If you would not give a stranger on the internet full access to your computer, do not give it to an agent you downloaded from an unverified source.
For Companies: What Is Old Is New Again
When people ask me about the biggest risks in agent to agent collaboration, my answer might seem boring. The fundamentals have not changed. The attack surface has expanded. For decades, we have built disciplines around two security domains:
Managing the risk and security of users. Identity, authentication, authorization, behavior education and monitoring, least privilege.
Managing the risk and security of systems. Hardening, patching, access controls, network segmentation, logging.
AI agents are essentially a combination of both, with some specific considerations layered on top. An agent has identity (whose agent is this?). An agent takes actions (what is it authorized to do?). An agent accesses data (what can it see?). An agent communicates (with whom, and how trustworthy is that channel?).

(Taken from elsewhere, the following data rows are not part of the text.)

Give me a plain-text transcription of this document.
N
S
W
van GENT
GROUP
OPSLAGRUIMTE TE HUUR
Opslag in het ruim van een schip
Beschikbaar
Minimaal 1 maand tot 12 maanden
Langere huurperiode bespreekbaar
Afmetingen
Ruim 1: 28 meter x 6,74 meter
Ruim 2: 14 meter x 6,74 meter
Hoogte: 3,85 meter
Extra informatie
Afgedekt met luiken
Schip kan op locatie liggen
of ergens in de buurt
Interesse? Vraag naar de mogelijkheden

The frameworks exist. We just need to apply them.
The Bottom Line
Moltbook is a fascinating experiment. The idea of agents collaborating at scale is genuinely interesting. Their emergent behaviors are worth studying, and their resulting impact to the attack surface must be documented and contained. Thankfully, in this case, the security researchers did exactly what they should do: disclose responsibly and help the ecosystem learn.
The lesson is simple: AI does not change the fundamental dynamics of security. It accelerates them.
Ship fast without security foundations and you will get breached faster. Let enthusiasm outrun discipline and the consequences arrive faster.
Moltbook gave us a gift. It let us watch these dynamics play out in public, in real time, before the stakes got higher. What we do with this lesson is up to us.